Accelerating Langevin Sampling with Birth-death
Yulong Lu, Jianfeng Lu, James Nolen
TL;DR
The paper tackles the challenge of sampling from multimodal distributions by introducing a birth-death mechanism that accelerates Langevin diffusion. It formulates a nonlocal birth-death term in the Fokker-Planck equation and reveals a KL-divergence gradient-flow structure under the Wasserstein-Fisher-Rao metric. The authors prove that, under mild assumptions, the asymptotic convergence rate becomes independent of potential barriers, and they validate the approach with analytical examples and a practical interacting-particle algorithm (BDLS) alongside numerical experiments on torus, Gaussian mixtures, and Bayesian GMMs. The work offers a scalable, globally moving mass mechanism that enhances mixing across modes and provides a foundation for combining birth-death dynamics with other sampling schemes.
Abstract
A fundamental problem in Bayesian inference and statistical machine learning is to efficiently sample from multimodal distributions. Due to metastability, multimodal distributions are difficult to sample using standard Markov chain Monte Carlo methods.
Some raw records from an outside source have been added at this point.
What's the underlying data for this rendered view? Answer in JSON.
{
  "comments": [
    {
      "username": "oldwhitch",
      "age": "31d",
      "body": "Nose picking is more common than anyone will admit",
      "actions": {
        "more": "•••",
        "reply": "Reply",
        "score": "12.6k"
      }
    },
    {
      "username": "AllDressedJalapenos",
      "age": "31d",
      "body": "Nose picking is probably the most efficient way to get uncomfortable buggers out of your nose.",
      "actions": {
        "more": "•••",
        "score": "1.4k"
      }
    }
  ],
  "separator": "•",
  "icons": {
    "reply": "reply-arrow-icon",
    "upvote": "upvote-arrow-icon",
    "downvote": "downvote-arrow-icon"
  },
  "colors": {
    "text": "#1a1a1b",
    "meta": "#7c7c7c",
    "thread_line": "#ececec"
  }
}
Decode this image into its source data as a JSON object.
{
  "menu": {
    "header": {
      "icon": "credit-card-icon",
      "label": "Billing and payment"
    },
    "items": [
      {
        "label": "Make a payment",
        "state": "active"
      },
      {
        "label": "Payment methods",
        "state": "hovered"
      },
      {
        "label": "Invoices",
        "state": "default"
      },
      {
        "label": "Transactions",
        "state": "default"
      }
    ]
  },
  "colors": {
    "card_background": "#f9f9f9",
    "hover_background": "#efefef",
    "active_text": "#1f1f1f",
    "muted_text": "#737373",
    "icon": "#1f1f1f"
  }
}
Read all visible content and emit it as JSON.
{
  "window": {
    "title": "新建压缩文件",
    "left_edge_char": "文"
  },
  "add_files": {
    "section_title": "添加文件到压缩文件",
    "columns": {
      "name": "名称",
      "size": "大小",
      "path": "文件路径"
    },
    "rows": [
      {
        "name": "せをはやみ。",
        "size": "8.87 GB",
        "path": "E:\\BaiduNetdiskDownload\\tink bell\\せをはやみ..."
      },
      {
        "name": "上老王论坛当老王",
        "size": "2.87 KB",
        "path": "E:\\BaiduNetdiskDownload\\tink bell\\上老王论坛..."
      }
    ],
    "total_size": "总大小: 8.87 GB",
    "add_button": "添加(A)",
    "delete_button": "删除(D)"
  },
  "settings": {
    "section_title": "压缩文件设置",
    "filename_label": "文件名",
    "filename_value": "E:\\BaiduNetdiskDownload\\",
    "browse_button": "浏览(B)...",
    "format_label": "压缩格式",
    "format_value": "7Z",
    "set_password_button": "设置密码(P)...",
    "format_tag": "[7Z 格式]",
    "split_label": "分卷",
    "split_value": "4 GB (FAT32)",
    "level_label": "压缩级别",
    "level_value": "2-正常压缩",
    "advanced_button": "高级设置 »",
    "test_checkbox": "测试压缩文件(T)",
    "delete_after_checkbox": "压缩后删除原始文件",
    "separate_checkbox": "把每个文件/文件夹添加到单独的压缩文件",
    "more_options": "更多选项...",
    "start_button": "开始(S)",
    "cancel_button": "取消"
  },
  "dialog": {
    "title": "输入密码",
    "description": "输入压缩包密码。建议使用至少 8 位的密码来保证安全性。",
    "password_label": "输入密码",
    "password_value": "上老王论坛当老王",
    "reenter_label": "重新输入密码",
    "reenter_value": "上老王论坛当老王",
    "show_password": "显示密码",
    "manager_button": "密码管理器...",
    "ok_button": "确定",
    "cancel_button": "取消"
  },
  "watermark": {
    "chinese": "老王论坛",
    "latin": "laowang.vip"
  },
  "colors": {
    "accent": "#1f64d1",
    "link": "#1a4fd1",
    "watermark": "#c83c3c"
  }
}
We propose a new sampling algorithm based on a birth-death mechanism to accelerate the mixing of Langevin diffusion. Our algorithm is motivated by its mean field partial differential equation (PDE), which is a Fokker-Planck equation supplemented by a nonlocal birth-death term. This PDE can be viewed as a gradient flow of the Kullback-Leibler divergence with respect to the Wasserstein-Fisher-Rao metric. We prove that under some assumptions the asymptotic convergence rate of the nonlocal PDE is independent of the potential barrier, in contrast to the exponential dependence in the case of the Langevin diffusion. We illustrate the efficiency of the birth-death accelerated Langevin method through several analytical examples and numerical experiments.